Endoscopic carpal tunnel release surgery uses a thin tube with a camera attached (endoscope). The endoscope is guided through a small incision in the wrist. The endoscope lets the doctor see structures in the wrist, such as the transverse carpal ligament, without opening the entire area with a large incision.
The cutting tools used in endoscopic surgery are very small. They are also inserted through the small incision in the wrist.
During endoscopic carpal tunnel release surgery, the transverse carpal ligament is cut. This releases pressure on the median nerve, relieving carpal tunnel syndrome symptoms.
The small incisions in the palm are closed with stitches. The gap where the ligament was cut will eventually fill with scar tissue.

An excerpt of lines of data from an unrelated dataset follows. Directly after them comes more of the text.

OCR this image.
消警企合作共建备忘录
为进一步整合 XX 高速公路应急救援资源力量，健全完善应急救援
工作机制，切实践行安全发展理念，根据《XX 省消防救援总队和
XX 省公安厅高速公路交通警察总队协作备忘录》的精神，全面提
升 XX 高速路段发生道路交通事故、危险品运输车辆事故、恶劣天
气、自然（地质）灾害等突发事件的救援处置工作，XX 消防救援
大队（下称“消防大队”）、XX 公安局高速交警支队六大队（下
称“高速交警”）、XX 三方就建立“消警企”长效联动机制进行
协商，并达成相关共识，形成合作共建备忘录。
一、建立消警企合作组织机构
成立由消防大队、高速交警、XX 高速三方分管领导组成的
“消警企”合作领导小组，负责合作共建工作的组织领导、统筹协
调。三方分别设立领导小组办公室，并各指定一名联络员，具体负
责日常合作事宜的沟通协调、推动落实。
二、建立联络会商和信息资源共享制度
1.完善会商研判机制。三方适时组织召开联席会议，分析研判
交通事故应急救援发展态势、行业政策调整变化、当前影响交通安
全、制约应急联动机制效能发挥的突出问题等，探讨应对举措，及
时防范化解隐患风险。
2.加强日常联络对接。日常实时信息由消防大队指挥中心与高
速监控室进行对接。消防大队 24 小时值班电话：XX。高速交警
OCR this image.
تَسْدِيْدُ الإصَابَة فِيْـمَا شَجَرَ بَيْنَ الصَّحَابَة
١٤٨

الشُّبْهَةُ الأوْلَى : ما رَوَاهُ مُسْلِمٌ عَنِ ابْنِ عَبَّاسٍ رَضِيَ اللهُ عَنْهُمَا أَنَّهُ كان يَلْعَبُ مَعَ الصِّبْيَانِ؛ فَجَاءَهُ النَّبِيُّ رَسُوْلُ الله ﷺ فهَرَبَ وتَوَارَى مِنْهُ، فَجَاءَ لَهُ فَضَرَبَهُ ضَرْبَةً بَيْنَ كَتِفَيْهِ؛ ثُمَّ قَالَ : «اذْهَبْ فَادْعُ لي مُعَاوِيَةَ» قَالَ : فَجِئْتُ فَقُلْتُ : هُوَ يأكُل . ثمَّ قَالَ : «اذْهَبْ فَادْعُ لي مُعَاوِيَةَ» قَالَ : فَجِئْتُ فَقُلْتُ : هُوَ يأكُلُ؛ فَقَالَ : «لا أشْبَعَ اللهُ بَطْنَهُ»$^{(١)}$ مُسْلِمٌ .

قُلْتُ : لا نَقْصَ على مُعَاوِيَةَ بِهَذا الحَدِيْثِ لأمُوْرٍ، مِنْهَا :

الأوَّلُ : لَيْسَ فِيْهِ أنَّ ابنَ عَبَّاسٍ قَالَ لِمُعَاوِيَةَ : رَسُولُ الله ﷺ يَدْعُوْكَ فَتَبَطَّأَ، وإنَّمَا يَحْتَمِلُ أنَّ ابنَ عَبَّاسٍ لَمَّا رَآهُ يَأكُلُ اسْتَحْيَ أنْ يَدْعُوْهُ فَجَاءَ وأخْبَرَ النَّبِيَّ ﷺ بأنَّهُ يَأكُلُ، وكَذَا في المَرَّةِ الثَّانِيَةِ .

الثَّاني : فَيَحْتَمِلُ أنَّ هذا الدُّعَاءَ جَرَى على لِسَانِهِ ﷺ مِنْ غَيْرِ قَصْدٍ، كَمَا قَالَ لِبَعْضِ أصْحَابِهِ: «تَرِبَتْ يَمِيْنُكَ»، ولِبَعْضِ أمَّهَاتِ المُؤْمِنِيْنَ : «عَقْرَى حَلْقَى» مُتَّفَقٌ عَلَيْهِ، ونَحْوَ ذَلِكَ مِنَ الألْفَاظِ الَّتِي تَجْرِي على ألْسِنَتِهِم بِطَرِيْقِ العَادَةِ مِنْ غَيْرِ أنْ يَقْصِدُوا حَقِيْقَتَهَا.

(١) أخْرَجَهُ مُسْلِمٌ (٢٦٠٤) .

Both endoscopic and open carpal tunnel release procedures allow successful release of the transverse carpal ligament to treat carpal tunnel syndrome and most patients are able to return to their same jobs following treatment. Recurrence of carpal tunnel syndrome with either is rare and most patients recover completely. Both can be performed as outpatient procedures. There are no long-term differences in the outcomes of the two approaches. Long-term satisfaction rates are also similar between the two procedures.
There are differences that have been identified in studies between the two techniques. Studies have shown that endoscopic surgery may allow a faster functional recovery with a faster recovery (pinch-grip and grip-strength) in the first 3 months after surgery, but with similar results to the open approach thereafter. Endoscopic surgery has also been shown to allow a faster return to work. Patients undergoing endoscopic surgery have also been shown to have significantly less pain and tenderness on the scar and/or palm in the short-term postoperative period (at 3 months). Additionally, the smaller single incision made with the endoscopic technique results in a smaller scar. The decreased pain seen with the endoscopic technique is likely due to the incision not involving the palm, which is more innervated and sensitive than the wrist, and because there is less dissection and soft tissue destruction required to gain access to the transverse carpal ligament. As with any minimally-invasive procedure, there is a small risk with the endoscopic approach of having to intraoperatively convert to an open approach when visibility is impaired.